Tidak hanya membuat Sivan tersenyum dan tertawa, Juno menambah daftar keinginannya. Ia ingin Sivan bisa kuat berjalan tanpa bantuan kursi roda. Untuk membantu mewujudkannya, Juno harus berjuang lebih keras. Ia rela tidak bermain layang-layang demi ikut mengantar dan menemani Sivan terapi di rumah sakit. Trauma dan syok berat yang dialami akibat tragedi Sinta, berdampak pada syaraf motorik Sivan. Menyebabkan tubuhnya melemas dan tidak kuat berjalan bertahun-tahun lamanya.

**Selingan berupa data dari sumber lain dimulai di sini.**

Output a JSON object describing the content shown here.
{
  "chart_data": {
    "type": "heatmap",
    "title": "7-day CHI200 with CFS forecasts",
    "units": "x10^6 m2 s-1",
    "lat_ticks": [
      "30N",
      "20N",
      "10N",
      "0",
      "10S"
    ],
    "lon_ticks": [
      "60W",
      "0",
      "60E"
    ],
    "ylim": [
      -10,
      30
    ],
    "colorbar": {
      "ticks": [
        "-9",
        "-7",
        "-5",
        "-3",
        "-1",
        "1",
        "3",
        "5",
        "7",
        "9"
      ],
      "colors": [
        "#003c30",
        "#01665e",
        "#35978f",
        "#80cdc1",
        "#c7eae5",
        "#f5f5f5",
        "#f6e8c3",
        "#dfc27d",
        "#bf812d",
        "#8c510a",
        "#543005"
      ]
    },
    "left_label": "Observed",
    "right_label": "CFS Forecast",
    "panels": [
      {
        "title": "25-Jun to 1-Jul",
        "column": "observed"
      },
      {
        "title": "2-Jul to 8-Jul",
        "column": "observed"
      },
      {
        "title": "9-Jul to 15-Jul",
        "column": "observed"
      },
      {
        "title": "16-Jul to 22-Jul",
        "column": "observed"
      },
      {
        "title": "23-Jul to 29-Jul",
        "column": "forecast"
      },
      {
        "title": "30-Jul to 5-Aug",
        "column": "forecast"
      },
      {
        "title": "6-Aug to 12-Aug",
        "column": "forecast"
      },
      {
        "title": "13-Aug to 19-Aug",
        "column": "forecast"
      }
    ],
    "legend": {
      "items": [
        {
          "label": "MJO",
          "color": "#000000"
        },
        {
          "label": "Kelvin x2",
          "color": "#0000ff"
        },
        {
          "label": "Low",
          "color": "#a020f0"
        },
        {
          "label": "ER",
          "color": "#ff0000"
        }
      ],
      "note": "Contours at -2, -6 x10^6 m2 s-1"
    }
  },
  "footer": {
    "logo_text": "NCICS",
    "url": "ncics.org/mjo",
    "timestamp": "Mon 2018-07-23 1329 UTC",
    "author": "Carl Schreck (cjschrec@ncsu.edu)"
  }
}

Juno menerbangkan robot Ultraman kecil miliknya di depan mata Sivan ke kanan dan ke kiri. Sivan mengikuti pergerakannya, namun tak mengatakan apa-apa. Tersenyum pun tidak bisa. Wajahnya pucat dan bibirnya datar. Semalam Sivan demam karena permintaannya mengunjungi makam Sinta tidak dikabulkan. Nenek sedang di dapur membersihkan piring makan siang Sivan. Juno diminta menunggu di taman sambil menjaga Sivan yang duduk tenang di kursi roda. Ia tidak berhenti mengajak Sivan bermain walau anak itu tetap diam.
"Makasih, ya, udah nemenin Sivan. Sekarang, Sivan mau bobok siang dulu. Juno nggak apa-apa, kan, kalau bermain sendirian?" tanya Nenek mengelus lembut pipi Juno.
"Nggak apa-apa. Juno mau pulang aja, takut hujan."
"Nanti nenek minta Pak Noto anter Juno pakai sepeda, ya."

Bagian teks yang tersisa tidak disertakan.